Fearmongering culture panic leads to a new dumb low.


There are thoughtful debates surrounding the best way to accommodate transgender people in public facilities and student activities. What's the best way to respect both a trans person's identity and a women's need for privacy? Is it fair for trans teens girls, while early in their transition, to be allowed to compete in sports with cis girls, while the former may still have biological advantages?

Sidestepping these legitimate questions entirely in favor of ginned-up culture war outrage, Tennessee's Republican Gov. Bill Lee on Monday signed into law H.B. 1182, which requires all public and private facilities and businesses to post warning signs that they let trans people use the bathrooms.

H.B. 1182 orders that any business that "allows a member of either biological sex to use any public restroom within the building or facility shall post notice of the policy at the entrance of each public restroom and at each entrance of the building accessible by the general public."

The sign is required to read, "This facility maintains as a policy of allowing the use of restrooms by either biological sex, regardless of the designation on the restroom." The bill demands the sign be at least 8 inches wide and 6 inches tall, comply with the Americans with Disabilities Act, and even demands certain colors be used.

This isn't the only anti-trans bill Tennessee has recently passed, just the dumbest. Lee signed H.B. 1233 on Friday, a bill that opens up public schools to civil lawsuits if administrators allow trans people to use the restrooms or locker rooms of their chosen gender rather than their birth sex.

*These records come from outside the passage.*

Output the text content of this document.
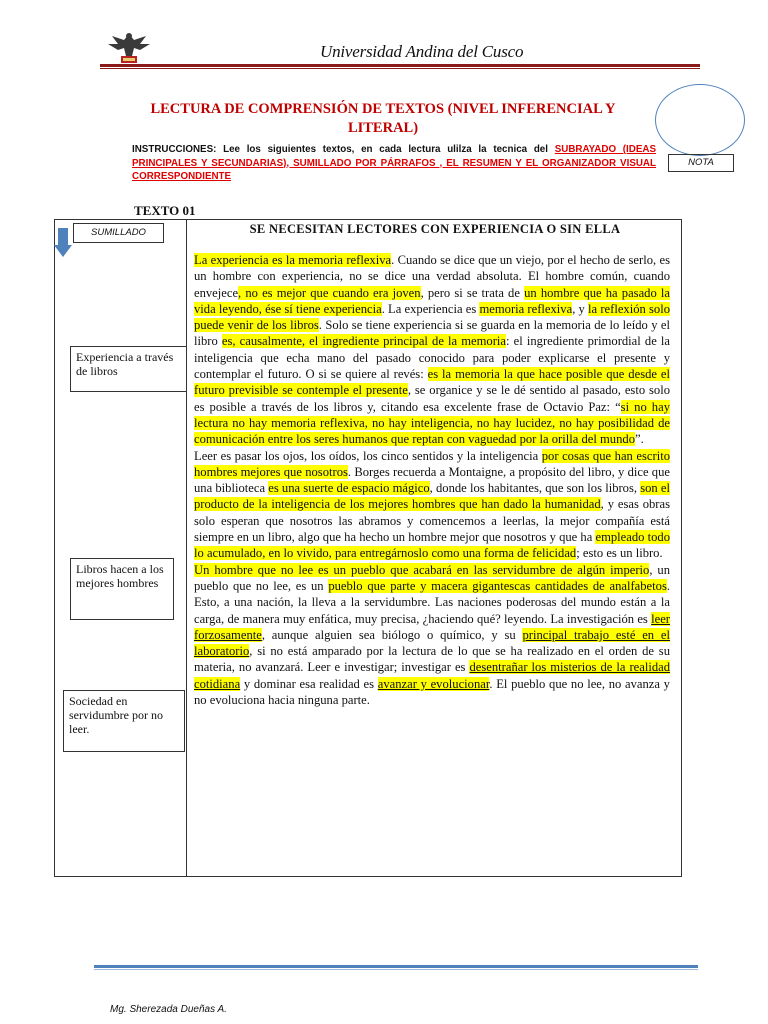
Universidad Andina del Cusco
LECTURA DE COMPRENSIÓN DE TEXTOS (NIVEL INFERENCIAL Y LITERAL)
INSTRUCCIONES: Lee los siguientes textos, en cada lectura ulilza la tecnica del SUBRAYADO (IDEAS PRINCIPALES Y SECUNDARIAS), SUMILLADO POR PÁRRAFOS , EL RESUMEN Y EL ORGANIZADOR VISUAL CORRESPONDIENTE
NOTA
TEXTO 01
SUMILLADO
Experiencia a través de libros
Libros hacen a los mejores hombres
Sociedad en servidumbre por no leer.
SE NECESITAN LECTORES CON EXPERIENCIA O SIN ELLA

La experiencia es la memoria reflexiva. Cuando se dice que un viejo, por el hecho de serlo, es un hombre con experiencia, no se dice una verdad absoluta. El hombre común, cuando envejece, no es mejor que cuando era joven, pero si se trata de un hombre que ha pasado la vida leyendo, ése sí tiene experiencia. La experiencia es memoria reflexiva, y la reflexión solo puede venir de los libros. Solo se tiene experiencia si se guarda en la memoria de lo leído y el libro es, causalmente, el ingrediente principal de la memoria: el ingrediente primordial de la inteligencia que echa mano del pasado conocido para poder explicarse el presente y contemplar el futuro. O si se quiere al revés: es la memoria la que hace posible que desde el futuro previsible se contemple el presente, se organice y se le dé sentido al pasado, esto solo es posible a través de los libros y, citando esa excelente frase de Octavio Paz: “si no hay lectura no hay memoria reflexiva, no hay inteligencia, no hay lucidez, no hay posibilidad de comunicación entre los seres humanos que reptan con vaguedad por la orilla del mundo”.

Leer es pasar los ojos, los oídos, los cinco sentidos y la inteligencia por cosas que han escrito hombres mejores que nosotros. Borges recuerda a Montaigne, a propósito del libro, y dice que una biblioteca es una suerte de espacio mágico, donde los habitantes, que son los libros, son el producto de la inteligencia de los mejores hombres que han dado la humanidad, y esas obras solo esperan que nosotros las abramos y comencemos a leerlas, la mejor compañía está siempre en un libro, algo que ha hecho un hombre mejor que nosotros y que ha empleado todo lo acumulado, en lo vivido, para entregárnoslo como una forma de felicidad; esto es un libro.

Un hombre que no lee es un pueblo que acabará en las servidumbre de algún imperio, un pueblo que no lee, es un pueblo que parte y macera gigantescas cantidades de analfabetos. Esto, a una nación, la lleva a la servidumbre. Las naciones poderosas del mundo están a la carga, de manera muy enfática, muy precisa, ¿haciendo qué? leyendo. La investigación es leer forzosamente, aunque alguien sea biólogo o químico, y su principal trabajo esté en el laboratorio, si no está amparado por la lectura de lo que se ha realizado en el orden de su materia, no avanzará. Leer e investigar; investigar es desentrañar los misterios de la realidad cotidiana y dominar esa realidad es avanzar y evolucionar. El pueblo que no lee, no avanza y no evoluciona hacia ninguna parte.

Mg. Sherezada Dueñas A.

The obvious result of the signage order will be that every single private business and public facility is going to have to put these signs up since they're not going to actually police who uses which restroom.

H.B. 1182 adds this section to the state's building codes, which lists violations of any of the codes as Class B misdemeanors, subject to fines of up to $500 and potentially six months in jail. Even if a state official isn't terribly interested in enforcing the law this way, people may still go around looking for non-compliant businesses to complain about.

It is almost comically reminiscent of the effects of California's Proposition 65, which requires businesses and facilities to warn customers about potentially hazardous chemicals being used on the site with mandatory signs. The problem is that the list of hazardous chemicals is so inclusive (and stupid—the state is currently in a fight over whether coffee qualifies) that the Prop. 65 warning sign is found in pretty much every single business in the state. But since the signs are ubiquitous, they serve no meaningful purpose or warning. Still, failing to comply can lead to lawsuits from either the attorney general's office or from private citizens.

Similarly, this mandatory signage concerning who uses which bathrooms and locker rooms will provide no meaningful information and make nobody safer. It will, however, mandate that private businesses put up unnecessary signs with absurd messages under threat of punishment for non-compliance. That's not exactly small government in action.